George Barbier, 1914


 
PREMIERE EPITAPHE

Dans le pays où les sources naissent de la mer, et où le lit des fleuves est fait de feuilles de roches, moi, Bilitis, je suis née.

Ma mère était Phoïnikienne ; mon père Damophylos, Hellène. Ma mère m'a appris les chants de Byblos, tristes comme la première aube.

J'ai adoré l'Astarté à Kypre. J'ai connu Psappha à Lesbos. J'ai chanté comment j'aimais. Si j'ai bien vécu, Passant, dis-le à ta fille.

Et ne sacrifie pas pour moi la chèvre noire ; mais, en libation douce, presse sa mamelle sur ma tombe.


SECONDE EPITAPHE

Sur les rives sombres du Mélas, à Tamassos de Pamphylie, moi, fille de Damophylos, Bilitis, je suis née. Je repose loin de ma patrie, tu le vois.

Toute enfant, j'ai appris les amours de l'Adôn et de l'Astarté, les mystères de la Syrie sainte, et la mort et le retour vers Celle-aux-paupières-arrondies.

Si j'ai été courtisane, quoi de blâmable ? N'était-ce pas mon devoir de femme ? Etranger, la Mère-de-toutes-choses nous guide.
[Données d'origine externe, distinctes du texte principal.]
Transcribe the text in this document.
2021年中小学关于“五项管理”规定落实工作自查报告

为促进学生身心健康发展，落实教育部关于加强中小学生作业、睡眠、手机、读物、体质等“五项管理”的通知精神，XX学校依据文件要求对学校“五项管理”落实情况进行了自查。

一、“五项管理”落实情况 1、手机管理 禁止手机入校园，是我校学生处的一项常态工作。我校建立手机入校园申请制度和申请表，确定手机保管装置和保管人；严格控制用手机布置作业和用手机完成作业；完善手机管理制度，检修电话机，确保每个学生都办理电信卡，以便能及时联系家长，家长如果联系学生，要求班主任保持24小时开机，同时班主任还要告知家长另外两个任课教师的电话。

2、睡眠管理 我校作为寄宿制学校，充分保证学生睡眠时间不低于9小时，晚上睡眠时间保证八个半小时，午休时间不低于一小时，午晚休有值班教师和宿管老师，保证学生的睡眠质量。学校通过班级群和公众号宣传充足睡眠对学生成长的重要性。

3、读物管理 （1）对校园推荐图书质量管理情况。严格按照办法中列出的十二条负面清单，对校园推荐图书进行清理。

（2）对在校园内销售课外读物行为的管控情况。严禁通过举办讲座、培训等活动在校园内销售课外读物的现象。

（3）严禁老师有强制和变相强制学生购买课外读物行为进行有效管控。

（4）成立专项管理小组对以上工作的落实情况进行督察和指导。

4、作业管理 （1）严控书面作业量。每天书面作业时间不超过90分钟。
La méconnaître n'est pas prudent.

En gratitude à toi qui t'es arrêté, je te souhaite ce destin : Puisses-tu être aimé, ne pas aimer. Adieu. Souviens-toi dans ta vieillesse, que tu as vu mon tombeau.


DERNIERE EPITAPHE

Sous les feuilles noires des lauriers, sous les fleurs amoureuses des roses, c'est ici que je suis couchée, moi qui sus tresser le vers au vers, et faire fleurir le baiser.

J'ai grandi sur la terre des nymphes ; j'ai vécu dans l'île des amies ; je suis morte dans l'île de Kypris. C'est pourquoi mon nom est illustre et ma stèle frottée d'huile.

Ne me pleure pas, toi qui t'arrêtes : on m'a fait de belles funérailles, les pleureuses se sont arraché les joues, on a couché dans ma tombe mes miroirs et mes colliers.

Et maintenant, sur les pâles prairies d'asphodèles, je me promème, ombre impalpable, et le souvenir de ma vie terrestre est la joie de ma vie souterraine.